A situação na Caritas Diocesana de Beja está um pouco mais folgada depois de a instituição ter realizado uma campanha de recolha de alimentos em Abril com a colaboração da Associação de Olivicultores do Sul - Olivum, que angariou cerca de 330 litros de azeite. Outros contributos, nomeadamente do Grupo de Forcados de Beja, do Colégio Nossa Senhora da Conceição, do Clube Desportivo de Beja e trabalhadores da Biblioteca Municipal José Saramago em Beja, permitiram a recolha de 1600 quilos de alimentos.

“Neste momento não temos problemas prementes que dificultem o fornecimento de alimentos às pessoas que apoiamos”, disse ao PÚBLICO Isaurindo Oliveira, presidente da Caritas. No entanto, os desafios que a instituição enfrenta revelam-se nos números. “Antes da pandemia apoiávamos 350 pessoas, agora são o dobro. Estamos com 700 e a maioria no concelho de Beja”. A área de intervenção da Caritas abrange os concelhos de Beja, Ferreira do Alentejo, Cuba e Vidigueira.

Entretanto o movimento espontâneo dinamizado por trabalhadores de empresas e associações cresce no sentido de garantir às famílias carenciadas alimentos básicos. O PÚBLICO acompanhou na última semana uma campanha de recolha de produtos à entrada do campo de jogos do Clube Desportivo de Beja. Uma jovem recebia dos pais das crianças e jovens que iam treinar sacos com arroz, bolachas, enlatados, biscoitos, massas, latas de atum e salsichas, etc.   

Tania Barnabé, dirigente do Desportivo de Beja e funcionária numa instituição de apoio a famílias pobres, explicou que a iniciativa, para além da recolha de alimentos, “pretende sensibilizar a população para a importância social da partilha na altura crítica que estamos a viver.”

Entre as 18h e as 21h foram recolhendo as ofertas de alimentos dos seus associados quando iam levar os filhos ao treino. “Vivemos um tempo em que não sabemos se o nosso vizinho do lado não estará a precisar de ajuda”, salienta Tânia Barnabé.

A sua experiência profissional faculta-lhe uma visão mais precisa sobre as dificuldades que passaram a marcar a vida de muitas famílias, que “até agora tinham uma vida estável”. A experiência diz-lhe que muitas vezes as dificuldades não se assumem por vergonha ou pudor.

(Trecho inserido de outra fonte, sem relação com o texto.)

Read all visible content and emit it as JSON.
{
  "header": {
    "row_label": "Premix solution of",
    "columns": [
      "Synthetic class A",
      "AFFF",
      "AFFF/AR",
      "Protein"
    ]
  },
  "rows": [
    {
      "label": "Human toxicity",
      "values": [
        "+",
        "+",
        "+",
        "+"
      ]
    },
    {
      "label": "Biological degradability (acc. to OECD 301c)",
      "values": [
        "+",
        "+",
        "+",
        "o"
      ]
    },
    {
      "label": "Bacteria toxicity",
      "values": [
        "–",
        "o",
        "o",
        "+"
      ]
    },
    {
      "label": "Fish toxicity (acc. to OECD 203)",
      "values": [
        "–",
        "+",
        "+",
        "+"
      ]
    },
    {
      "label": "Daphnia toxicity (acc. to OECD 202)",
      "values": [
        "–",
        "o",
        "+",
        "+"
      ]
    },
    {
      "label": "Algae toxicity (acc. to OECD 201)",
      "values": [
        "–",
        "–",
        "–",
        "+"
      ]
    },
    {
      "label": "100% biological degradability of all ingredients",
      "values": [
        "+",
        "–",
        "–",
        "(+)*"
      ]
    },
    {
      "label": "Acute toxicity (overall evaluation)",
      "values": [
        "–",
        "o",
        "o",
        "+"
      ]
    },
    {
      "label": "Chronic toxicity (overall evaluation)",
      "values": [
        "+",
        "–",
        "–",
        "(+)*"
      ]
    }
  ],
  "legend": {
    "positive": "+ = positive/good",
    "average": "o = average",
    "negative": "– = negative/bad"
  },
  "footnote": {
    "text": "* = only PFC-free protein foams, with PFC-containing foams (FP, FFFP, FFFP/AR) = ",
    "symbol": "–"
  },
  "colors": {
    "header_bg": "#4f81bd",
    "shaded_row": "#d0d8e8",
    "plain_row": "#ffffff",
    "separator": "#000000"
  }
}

“Se antes da pandemia já era difícil socorrer quem é pobre, com o confinamento tornou-se dramático”, vinca a dirigente do Desportivo de Beja, retratando a realidade que observa: “Agora juntam-se analfabetos, licenciados e estudantes”, pessoas que não estão abrangidas pelo Rendimento Social de Inserção e têm de pagar rendas de casa e não têm condições para assegurar duas refeições diárias. Mais grave é quando as famílias estão confrontadas com um dilema: “O pão passou a ser prioritário em detrimento dos medicamentos”, observa Tânia Barnabé.

“As maiores dificuldades vamos registá-las em Fevereiro” antecipa Tadeu de Freitas. Depois dos acontecimentos que marcaram negativamente o apoio a Pedrogão “perdemos apoios e verificámos que quem ajudava tem agora relutância em fazê-lo por recearem que a ajuda que podem prestar não chegue a quem se destina. Já não se acredita no mediador Estado”, conclui o presidente do BACF de Beja.